Claro que pode haver uma inflexão na demografia. Por exemplo, se o país começar a crescer de forma sustentável e elevada (digamos 3 a 4% ao ano) por uma ou duas décadas é provável que o comportamento reprodutivo de nossa população se modifique, fazendo com que jovens casais estejam mais propensos a ter mais filhos. É também possível, nesse mesmo cenário, que o Brasil passe a ser um polo atrator de jovens do mundo todo em busca de oportunidades. Já tivemos isso no passado e podemos voltar a ter. Qualquer das hipóteses representaria uma brisa rejuvenescedora de nossa população, provocando melhoria das condições previdenciárias.

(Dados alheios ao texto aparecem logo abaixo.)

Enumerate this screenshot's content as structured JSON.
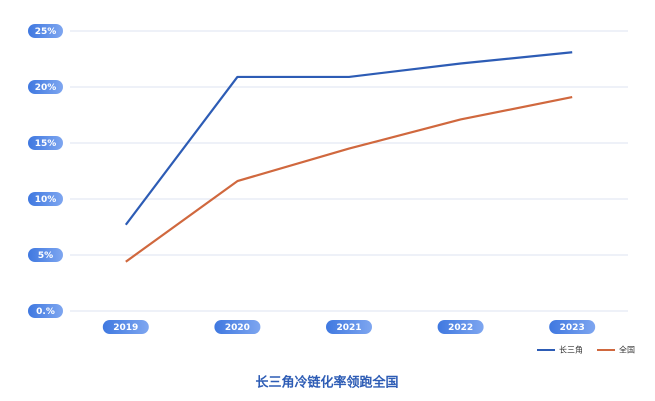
{
  "chart_data": {
    "type": "line",
    "title": "长三角冷链化率领跑全国",
    "categories": [
      "2019",
      "2020",
      "2021",
      "2022",
      "2023"
    ],
    "series": [
      {
        "name": "长三角",
        "color": "#2d5cb5",
        "values": [
          7.7,
          20.9,
          20.9,
          22.1,
          23.1
        ]
      },
      {
        "name": "全国",
        "color": "#d0683e",
        "values": [
          4.4,
          11.6,
          14.5,
          17.1,
          19.1
        ]
      }
    ],
    "ylim": [
      0,
      25
    ],
    "yticks": [
      {
        "value": 0,
        "label": "0.%"
      },
      {
        "value": 5,
        "label": "5%"
      },
      {
        "value": 10,
        "label": "10%"
      },
      {
        "value": 15,
        "label": "15%"
      },
      {
        "value": 20,
        "label": "20%"
      },
      {
        "value": 25,
        "label": "25%"
      }
    ],
    "grid": true,
    "legend": "bottom-right"
  }
}
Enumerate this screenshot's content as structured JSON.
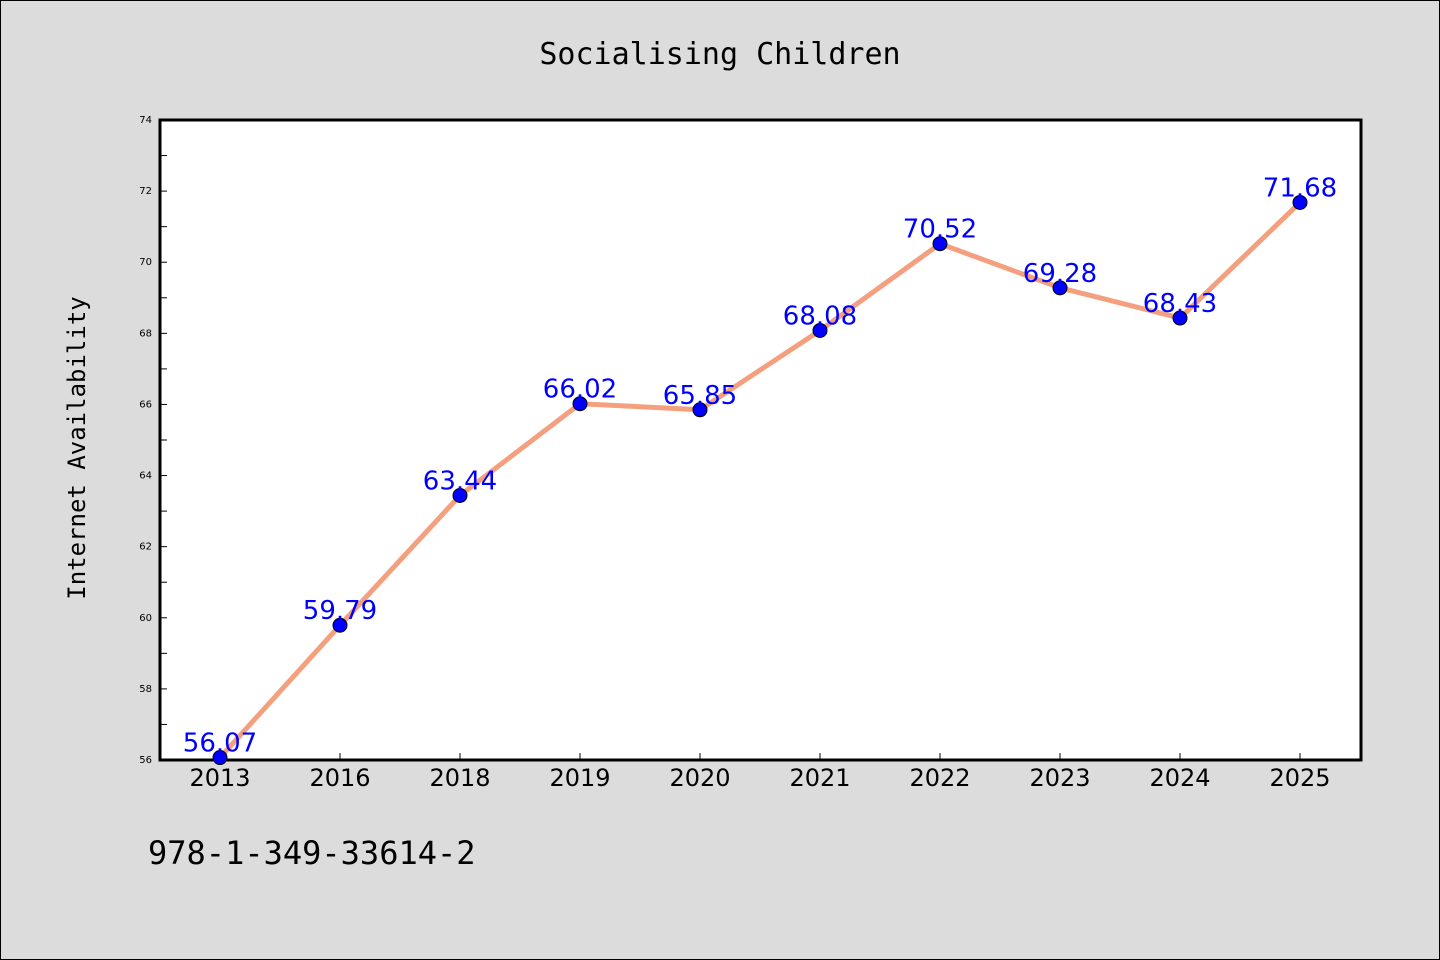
{
  "chart_data": {
    "type": "line",
    "title": "Socialising Children",
    "xlabel": "",
    "ylabel": "Internet Availability",
    "categories": [
      "2013",
      "2016",
      "2018",
      "2019",
      "2020",
      "2021",
      "2022",
      "2023",
      "2024",
      "2025"
    ],
    "series": [
      {
        "values": [
          56.07,
          59.79,
          63.44,
          66.02,
          65.85,
          68.08,
          70.52,
          69.28,
          68.43,
          71.68
        ],
        "labels": [
          "56.07",
          "59.79",
          "63.44",
          "66.02",
          "65.85",
          "68.08",
          "70.52",
          "69.28",
          "68.43",
          "71.68"
        ],
        "line_color": "#f4a07e",
        "marker_color": "#0000ff"
      }
    ],
    "ylim": [
      56,
      74
    ],
    "yticks": [
      "56",
      "58",
      "60",
      "62",
      "64",
      "66",
      "68",
      "70",
      "72",
      "74"
    ],
    "grid": false,
    "legend": "none"
  },
  "footnote": "978-1-349-33614-2",
  "colors": {
    "background": "#dcdcdc",
    "plot_background": "#ffffff",
    "line": "#f4a07e",
    "marker": "#0000ff",
    "data_label": "#0000ff"
  }
}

Apostar nisso, entretanto, seria um erro. E esse erro poderia representar a destruição do sistema previdenciário e condenar milhões de aposentados e pensionistas a uma situação de grave penúria. Além, obviamente, de condenar o país à estagnação econômica e ao seu fracasso enquanto nação. Mais grave ainda é utilizar esses argumentos falaciosos, essas hipóteses remotas para negar o óbvio: o Brasil precisava mudar a previdência. Colocar-se contra a reforma baseado numa bobagem dessas é de uma desfaçatez gigantesca.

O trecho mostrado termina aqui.